La giunta fornisca chiarimenti interpretativi della delibera 1744/2025 in materia di pratiche edilizie, date le difficoltà applicative e le criticità operative segnalate dai professionisti del settore. A chiederlo, con un’interrogazione alla giunta, è il consigliere di Fratelli d’Italia Priamo Bocchi.
“La delibera in questione – evidenzia Bocchi – ha introdotto disposizioni attuative che incidono in modo rilevante sulla gestione delle pratiche edilizie in presenza di difformità, anche rientranti nelle tolleranze costruttive previste dalla normativa vigente, prevedendo nuovi oneri in capo ai professionisti”.
“In particolare – va avanti Bocchi – le disposizioni regionali prevedono che il tecnico incaricato attesti e depositi, presso gli uffici competenti, una documentazione aggiuntiva sul rispetto delle norme tecniche per le costruzioni, con specifico riferimento agli aspetti sismici dell’edificio”.
“Numerosi professionisti del settore – va poi avanti Bocchi – hanno segnalato difficoltà applicative, per esempio nei casi di difformità minime o rientranti nelle tolleranze costruttive previste dalla normativa nazionale. Per gli immobili degli ’60 o ’70, molte di queste difformità derivano da errori di approssimazione, legati alla minor precisione degli strumenti dell’epoca e non da interventi effettivamente abusivi”.

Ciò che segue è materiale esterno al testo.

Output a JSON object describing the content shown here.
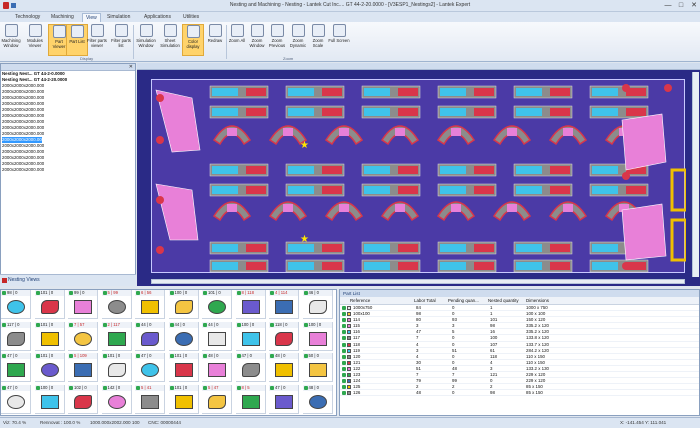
{
  "app": {
    "title": "Nesting and Machining - Nesting - Lantek Cut Inc.... GT 44-2-20.0000 - [V3ESP1_Nestings2] - Lantek Expert",
    "minimize": "—",
    "maximize": "□",
    "close": "✕"
  },
  "menu": {
    "tabs": [
      "Technology",
      "Machining",
      "View",
      "Simulation",
      "Applications",
      "Utilities"
    ],
    "active": "View"
  },
  "ribbon": {
    "buttons": [
      {
        "label": "Machining Window",
        "icon": "window-icon"
      },
      {
        "label": "Modules Viewer",
        "icon": "modules-icon"
      },
      {
        "label": "Part Viewer",
        "icon": "part-viewer-icon",
        "selected": true
      },
      {
        "label": "Part List",
        "icon": "part-list-icon",
        "selected": true
      },
      {
        "label": "Filter parts viewer",
        "icon": "filter-icon"
      },
      {
        "label": "Filter parts list",
        "icon": "filter-list-icon"
      },
      {
        "label": "Simulation Window",
        "icon": "simulation-icon"
      },
      {
        "label": "Sheet Simulation",
        "icon": "sheet-sim-icon"
      },
      {
        "label": "Color display",
        "icon": "color-display-icon",
        "selected": true
      },
      {
        "label": "Redraw",
        "icon": "redraw-icon"
      },
      {
        "label": "Zoom All",
        "icon": "zoom-all-icon"
      },
      {
        "label": "Zoom Window",
        "icon": "zoom-window-icon"
      },
      {
        "label": "Zoom Previous",
        "icon": "zoom-previous-icon"
      },
      {
        "label": "Zoom Dynamic",
        "icon": "zoom-dynamic-icon"
      },
      {
        "label": "Zoom Scale",
        "icon": "zoom-scale-icon"
      },
      {
        "label": "Full Screen",
        "icon": "full-screen-icon"
      }
    ],
    "groups": {
      "display": "Display",
      "zoom": "Zoom"
    }
  },
  "tree": {
    "items": [
      {
        "text": "Nesting Nest... GT 44-2-0.0000",
        "bold": true
      },
      {
        "text": "Nesting Nest... GT 44-2-20.0000",
        "bold": true
      },
      {
        "text": "2000x2000x2000.000"
      },
      {
        "text": "2000x2000x2000.000"
      },
      {
        "text": "2000x2000x2000.000"
      },
      {
        "text": "2000x2000x2000.000"
      },
      {
        "text": "2000x2000x2000.000"
      },
      {
        "text": "2000x2000x2000.000"
      },
      {
        "text": "2000x2000x2000.000"
      },
      {
        "text": "2000x2000x2000.000"
      },
      {
        "text": "2000x2000x2000.000"
      },
      {
        "text": "2000x2000x2000.000",
        "selected": true
      },
      {
        "text": "2000x2000x2000.000"
      },
      {
        "text": "2000x2000x2000.000"
      },
      {
        "text": "2000x2000x2000.000"
      },
      {
        "text": "2000x2000x2000.000"
      },
      {
        "text": "2000x2000x2000.000"
      }
    ],
    "tab_label": "Nesting Views"
  },
  "viewer": {
    "colors": {
      "background": "#2a2a86",
      "sheet": "#4b3aa6",
      "part_pink": "#e880d8",
      "part_red": "#d9364a",
      "part_cyan": "#3fc3ea",
      "part_gray": "#8c8c8c",
      "part_yellow": "#f0c000",
      "star": "#ffe600"
    }
  },
  "parts_grid": {
    "rows": [
      [
        {
          "h": "98 | 0"
        },
        {
          "h": "101 | 0"
        },
        {
          "h": "99 | 0"
        },
        {
          "h": "5 | 99",
          "red": true
        },
        {
          "h": "6 | 56",
          "red": true
        },
        {
          "h": "100 | 0"
        },
        {
          "h": "101 | 0"
        },
        {
          "h": "8 | 118",
          "red": true
        },
        {
          "h": "4 | 114",
          "red": true
        },
        {
          "h": "46 | 0"
        }
      ],
      [
        {
          "h": "117 | 0"
        },
        {
          "h": "101 | 0"
        },
        {
          "h": "7 | 57",
          "red": true
        },
        {
          "h": "2 | 117",
          "red": true
        },
        {
          "h": "44 | 0"
        },
        {
          "h": "44 | 0"
        },
        {
          "h": "44 | 0"
        },
        {
          "h": "100 | 0"
        },
        {
          "h": "118 | 0"
        },
        {
          "h": "100 | 0"
        }
      ],
      [
        {
          "h": "47 | 0"
        },
        {
          "h": "101 | 0"
        },
        {
          "h": "5 | 109",
          "red": true
        },
        {
          "h": "101 | 0"
        },
        {
          "h": "47 | 0"
        },
        {
          "h": "101 | 0"
        },
        {
          "h": "48 | 0"
        },
        {
          "h": "47 | 0"
        },
        {
          "h": "48 | 0"
        },
        {
          "h": "50 | 0"
        }
      ],
      [
        {
          "h": "47 | 0"
        },
        {
          "h": "100 | 0"
        },
        {
          "h": "102 | 0"
        },
        {
          "h": "142 | 0"
        },
        {
          "h": "5 | 41",
          "red": true
        },
        {
          "h": "101 | 0"
        },
        {
          "h": "5 | 47",
          "red": true
        },
        {
          "h": "8 | 5",
          "red": true
        },
        {
          "h": "47 | 0"
        },
        {
          "h": "48 | 0"
        }
      ]
    ]
  },
  "part_list": {
    "title": "Part List",
    "columns": [
      "Reference",
      "Labor Total",
      "Pending quan...",
      "Nested quantity",
      "Dimensions"
    ],
    "rows": [
      {
        "ref": "1000x750",
        "labor": "84",
        "pending": "0",
        "nested": "1",
        "dims": "1000 x 750",
        "color": "#e8e8e8"
      },
      {
        "ref": "100x100",
        "labor": "98",
        "pending": "0",
        "nested": "1",
        "dims": "100 x 100",
        "color": "#f4c542"
      },
      {
        "ref": "114",
        "labor": "80",
        "pending": "93",
        "nested": "101",
        "dims": "150 x 120",
        "color": "#e880d8"
      },
      {
        "ref": "115",
        "labor": "3",
        "pending": "3",
        "nested": "98",
        "dims": "335.2 x 120",
        "color": "#e880d8"
      },
      {
        "ref": "116",
        "labor": "47",
        "pending": "5",
        "nested": "16",
        "dims": "335.2 x 120",
        "color": "#3fc3ea"
      },
      {
        "ref": "117",
        "labor": "7",
        "pending": "0",
        "nested": "100",
        "dims": "133.8 x 120",
        "color": "#8c8c8c"
      },
      {
        "ref": "118",
        "labor": "4",
        "pending": "0",
        "nested": "107",
        "dims": "133.7 x 120",
        "color": "#d9364a"
      },
      {
        "ref": "119",
        "labor": "3",
        "pending": "51",
        "nested": "61",
        "dims": "284.2 x 120",
        "color": "#3fc3ea"
      },
      {
        "ref": "120",
        "labor": "4",
        "pending": "0",
        "nested": "118",
        "dims": "110 x 150",
        "color": "#8c8c8c"
      },
      {
        "ref": "121",
        "labor": "30",
        "pending": "0",
        "nested": "4",
        "dims": "110 x 150",
        "color": "#d9364a"
      },
      {
        "ref": "122",
        "labor": "51",
        "pending": "48",
        "nested": "3",
        "dims": "133.2 x 130",
        "color": "#e880d8"
      },
      {
        "ref": "123",
        "labor": "7",
        "pending": "7",
        "nested": "121",
        "dims": "229 x 120",
        "color": "#2fa84f"
      },
      {
        "ref": "124",
        "labor": "79",
        "pending": "99",
        "nested": "0",
        "dims": "229 x 120",
        "color": "#3b6db3"
      },
      {
        "ref": "125",
        "labor": "2",
        "pending": "2",
        "nested": "2",
        "dims": "85 x 150",
        "color": "#f0c000"
      },
      {
        "ref": "126",
        "labor": "48",
        "pending": "0",
        "nested": "98",
        "dims": "85 x 150",
        "color": "#8c8c8c"
      }
    ]
  },
  "status": {
    "left": "Viz: 70.4 %",
    "mid": "Rennovat : 100.0 %",
    "coords": "1000.000x2002.000 100",
    "cnc": "CNC: 00000444",
    "right": "X: -141.454    Y: 111.041"
  }
}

Inoltre, rileva ancora il consigliere, “per gli edifici datati, la ricostruzione documentale risulta complessa e onerosa e la disciplina regionale non chiarisce, in modo univoco, le responsabilità del professionista, né le conseguenze giuridiche derivanti dall’eventuale mancato deposito dell’attestazione sismica, generando incertezza operativa e interpretativa e, di conseguenza, un rallentamento complessivo delle pratiche e delle compravendite immobiliari”. L’esponente di FdI fa notare anche la disomogeneità applicativa sul territorio regionale: “Nella provincia di Parma il documento comunemente richiesto nelle compravendite è chiamato ‘dichiarazione di conformità urbanistico-catastale’, priva di contenuti relativi alla verifica sismica e caratterizzata da costi contenuti, mentre a Bologna si utilizza una relazione tecnica integrata, basata su un modello standard. – E’ perciò necessaria una maggiore semplificazione amministrativa e una chiara distinzione tra abusi edilizi sostanziali da sanare e minime difformità grafiche”.
Da qui l’interrogazione alla giunta alla quale si chiedono chiarimenti sulla questione, valutando di introdurre correttivi alla norma e avviando un confronto con gli ordini e i collegi professionali ai fini di una maggiore semplificazione.